Computer experts say lack of spending – or replacing outdated systems – is at least partially to blame for airlines’ recurring outages, as is a failure to test operational systems to ensure that backup IT systems are in place and that failovers will be smooth.
Some market analysts say that close scrutiny by investors on airlines’ returns has led to inadequate IT spending.
Protected: Fliers in Europe
When such disruptions occur, airline passengers in the United States have relatively few rights.
For anyone whose flight originates or terminates in Europe, however, thanks to a 2004 European Commission regulation, they can receive monetary compensation for flight delays of two hours or more, capping out at €600 ($670) if their flight was delayed for over four hours or canceled outright. Passengers who were stranded by the flight delays can also claim back hotel, transportation and meal expenses, up to a point.

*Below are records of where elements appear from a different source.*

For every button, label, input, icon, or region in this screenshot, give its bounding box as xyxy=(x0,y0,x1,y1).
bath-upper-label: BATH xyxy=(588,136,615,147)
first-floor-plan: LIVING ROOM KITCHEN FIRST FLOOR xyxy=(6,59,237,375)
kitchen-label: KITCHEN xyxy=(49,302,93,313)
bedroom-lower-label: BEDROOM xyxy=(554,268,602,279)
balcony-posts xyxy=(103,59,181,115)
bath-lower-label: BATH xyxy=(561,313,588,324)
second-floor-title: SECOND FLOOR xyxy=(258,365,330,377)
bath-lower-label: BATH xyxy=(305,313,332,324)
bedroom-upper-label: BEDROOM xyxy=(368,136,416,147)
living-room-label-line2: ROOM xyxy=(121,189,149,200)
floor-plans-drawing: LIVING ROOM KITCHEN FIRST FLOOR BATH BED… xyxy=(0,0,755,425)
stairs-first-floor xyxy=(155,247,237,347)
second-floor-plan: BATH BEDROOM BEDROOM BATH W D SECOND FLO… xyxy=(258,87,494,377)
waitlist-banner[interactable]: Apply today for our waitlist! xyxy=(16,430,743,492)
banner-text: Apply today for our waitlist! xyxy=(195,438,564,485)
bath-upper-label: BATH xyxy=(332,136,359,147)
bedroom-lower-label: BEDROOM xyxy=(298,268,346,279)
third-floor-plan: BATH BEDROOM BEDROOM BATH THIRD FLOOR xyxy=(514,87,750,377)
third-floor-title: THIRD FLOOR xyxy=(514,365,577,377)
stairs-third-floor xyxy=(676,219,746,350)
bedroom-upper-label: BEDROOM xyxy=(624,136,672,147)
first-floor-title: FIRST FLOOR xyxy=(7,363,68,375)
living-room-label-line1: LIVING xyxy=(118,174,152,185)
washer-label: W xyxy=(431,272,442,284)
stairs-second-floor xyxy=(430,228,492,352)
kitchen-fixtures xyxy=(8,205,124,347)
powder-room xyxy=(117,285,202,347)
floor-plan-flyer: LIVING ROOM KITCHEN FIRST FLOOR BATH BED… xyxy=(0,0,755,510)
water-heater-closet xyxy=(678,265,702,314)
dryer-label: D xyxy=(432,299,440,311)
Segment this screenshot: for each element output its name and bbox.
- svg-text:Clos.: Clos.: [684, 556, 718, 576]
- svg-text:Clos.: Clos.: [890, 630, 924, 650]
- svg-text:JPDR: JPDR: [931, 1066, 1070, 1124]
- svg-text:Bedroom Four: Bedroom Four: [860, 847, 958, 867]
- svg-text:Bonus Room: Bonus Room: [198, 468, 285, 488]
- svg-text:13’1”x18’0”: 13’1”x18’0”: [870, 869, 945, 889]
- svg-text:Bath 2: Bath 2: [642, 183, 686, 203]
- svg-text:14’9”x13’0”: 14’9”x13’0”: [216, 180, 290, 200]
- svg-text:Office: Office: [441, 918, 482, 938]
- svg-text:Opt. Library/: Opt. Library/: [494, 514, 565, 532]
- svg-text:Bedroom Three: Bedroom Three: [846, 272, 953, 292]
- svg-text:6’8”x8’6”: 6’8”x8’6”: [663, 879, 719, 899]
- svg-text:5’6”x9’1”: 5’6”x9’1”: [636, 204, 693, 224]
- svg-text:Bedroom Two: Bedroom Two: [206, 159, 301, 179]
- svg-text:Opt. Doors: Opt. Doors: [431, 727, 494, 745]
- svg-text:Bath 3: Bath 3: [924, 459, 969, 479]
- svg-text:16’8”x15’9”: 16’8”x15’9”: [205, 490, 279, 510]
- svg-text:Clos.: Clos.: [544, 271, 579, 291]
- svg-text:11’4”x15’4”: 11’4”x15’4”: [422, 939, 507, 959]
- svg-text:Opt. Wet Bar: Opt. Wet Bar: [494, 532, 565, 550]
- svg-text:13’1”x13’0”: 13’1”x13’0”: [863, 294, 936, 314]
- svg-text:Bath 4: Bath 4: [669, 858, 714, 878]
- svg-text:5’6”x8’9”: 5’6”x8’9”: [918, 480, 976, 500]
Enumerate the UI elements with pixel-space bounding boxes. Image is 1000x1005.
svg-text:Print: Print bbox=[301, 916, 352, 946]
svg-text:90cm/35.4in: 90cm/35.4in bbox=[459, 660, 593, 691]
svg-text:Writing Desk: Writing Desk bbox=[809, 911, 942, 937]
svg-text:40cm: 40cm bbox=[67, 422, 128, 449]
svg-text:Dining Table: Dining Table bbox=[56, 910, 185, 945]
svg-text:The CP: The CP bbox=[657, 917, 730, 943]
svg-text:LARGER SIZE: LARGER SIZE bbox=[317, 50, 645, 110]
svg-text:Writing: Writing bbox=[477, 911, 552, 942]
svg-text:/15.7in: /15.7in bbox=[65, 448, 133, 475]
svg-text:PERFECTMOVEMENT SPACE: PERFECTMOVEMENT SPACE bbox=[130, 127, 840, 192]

As a result, British Airways could face a bill in excess of £100 million ($128 million) as a result of this past weekend’s outage.
“This is not like an ash cloud or traffic controllers’ strike that can’t be predicted. The computer system breaking down is within its control. BA is going to have to pay out and it looks like its costs will be north of £100 million,” James Walker, CEO of Resolver – a free site that passengers can use to claim compensation, under EU consumer protection laws, for delays – tells the Guardian.